Treatment with a CAR-T cell therapy showed promise in patients with mantle cell lymphoma, potentially leading to a new option for a group of individuals who have exhausted other options.
BY Kristie L. Kahl
Treatment with the chimeric antigen receptor (CAR)-T cell therapy KTE-X19 demonstrated durable responses, making it a significant improvement for patients with mantle cell lymphoma (MCL), according to Dr. Ian W. Flinn.
“MCL is a relatively uncommon lymphoma, so there are not that many patients with MCL every year who would be eligible. However, we are getting durable remissions from this therapy. It is going to have an important role in patient management,” Flinn, director of Lymphoma Research at Sarah Cannon Research Institute, said in an interview with Targeted Oncology®
, a sister publication of CURE
“This is an important study because it is in a patient population that has exhausted standard therapies and in whom outcomes are generally poor,” he added. “The eligibility criteria included prior treatment with a BTK inhibitor. The expected outcome in this patient population is a response rate in the neighborhood of 25% to 40% with survival around six to nine months. It’s truly a patient population in need of new therapies.”
Therefore, in the pivotal, multicenter phase 2 ZUMA-2 trial, researchers evaluated the efficacy and safety of KTE-X19 in patients with relapsed/refractory MCL, who had one to five prior lines of therapy. In the trial, patients had to have received Imbruvica (ibrutinib) or Calquence (acalabrutinib).
“I think that this points out how difficult of a patient population this is,” Flinn explained. “Unfortunately, when patients who had a prior ibrutinib or acalabrutinib treatment progress, they tend to progress very quickly and become quite ill. It is often challenging to get these patients onto a clinical trial, which is one of the hurdles with this study.”
In total, 68 patients received KTE-X19. They were a median age of 65 years and were predominantly men and were diagnosed with stage 4 disease.
After a median follow-up of 12.3 months, 47% of patients had been followed for at least 24 months.

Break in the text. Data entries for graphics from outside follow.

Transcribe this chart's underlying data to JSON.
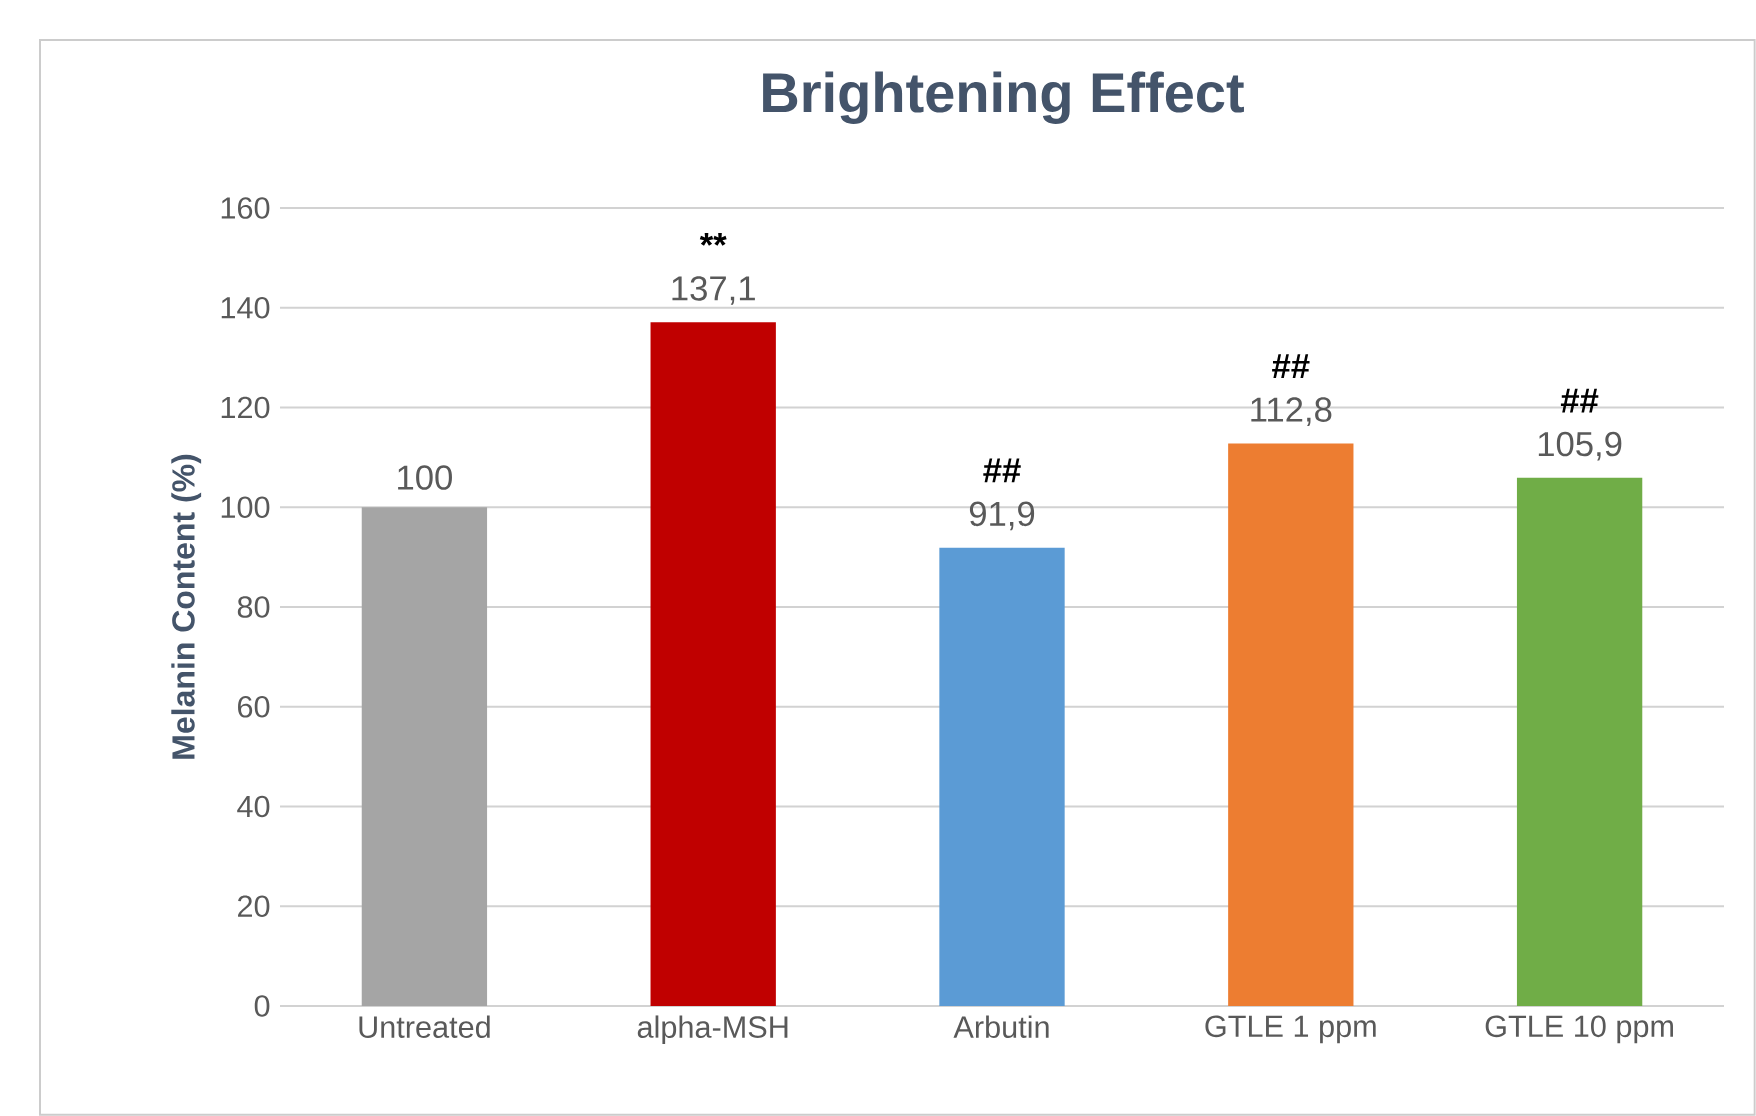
{
  "chart_data": {
    "type": "bar",
    "title": "Brightening Effect",
    "ylabel": "Melanin Content (%)",
    "categories": [
      "Untreated",
      "alpha-MSH",
      "Arbutin",
      "GTLE 1 ppm",
      "GTLE 10 ppm"
    ],
    "values": [
      100,
      137.1,
      91.9,
      112.8,
      105.9
    ],
    "colors": [
      "#a5a5a5",
      "#c00000",
      "#5b9bd5",
      "#ed7d31",
      "#70ad47"
    ],
    "value_labels": [
      "100",
      "137,1",
      "91,9",
      "112,8",
      "105,9"
    ],
    "ylim": [
      0,
      160
    ],
    "yticks": [
      0,
      20,
      40,
      60,
      80,
      100,
      120,
      140,
      160
    ],
    "grid": "y",
    "annotations": [
      {
        "text": "**",
        "x": "alpha-MSH",
        "y": 137.1
      },
      {
        "text": "##",
        "x": "Arbutin",
        "y": 91.9
      },
      {
        "text": "##",
        "x": "GTLE 1 ppm",
        "y": 112.8
      },
      {
        "text": "##",
        "x": "GTLE 10 ppm",
        "y": 105.9
      }
    ]
  }
}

Patients demonstrated an objective response rate (ORR) of 93%, with 40% of patients who initially had a partial response or stable disease and transitioned to a complete response over a median three months.
At the time of analysis, the median duration of response had not yet been reached, but of those who achieved a complete response, 78% of patients remained in remission at the time of analysis. For the first 28 patients who were treated with the CAR-T cell therapy, the median follow-up was 27 months, whereas 43% of the responders remained in remission. The 12-month progression-free survival (the time from treatment to disease progression or worsening) rate was 61%, and the 12-month overall survival rate was 83%.
“This is a significant improvement for patients with MCL, and it is hard to really articulate that in words,” said Flinn. “Compared to what you would expect for this patient population, this therapy is an exciting advancement.”
Overall, 63% of patients experienced any grade neurotoxicity, including 31% who had a grade 3 or greater neurotoxicity event. Cytokine release syndrome (CRS) was also a concern for the CAR-T cell therapy and occurred in 91% of patients, of which 15% were at least grade 3 in severity. There were no grade 5 cases of neurotoxicity or CRS with the treatment of KTE-X19.
“The investigators are hopeful that this will lead to (a Food and Drug Administration) approval and ultimately commercial availability. We will have to wait to see if that comes to fruition,” Flinn said. “Ultimately, treating patients in this very refractory state is a setup for having the worst result in terms of (side effects) and response rates. Despite these challenges, these response rates and durations of response are really remarkable. However, if we are going to advance this therapy, we need to move it earlier in the natural history of this disease. Many of the investigators would like to move this earlier, perhaps as a second-line therapy rather than a third-line therapy and perhaps earlier than that.”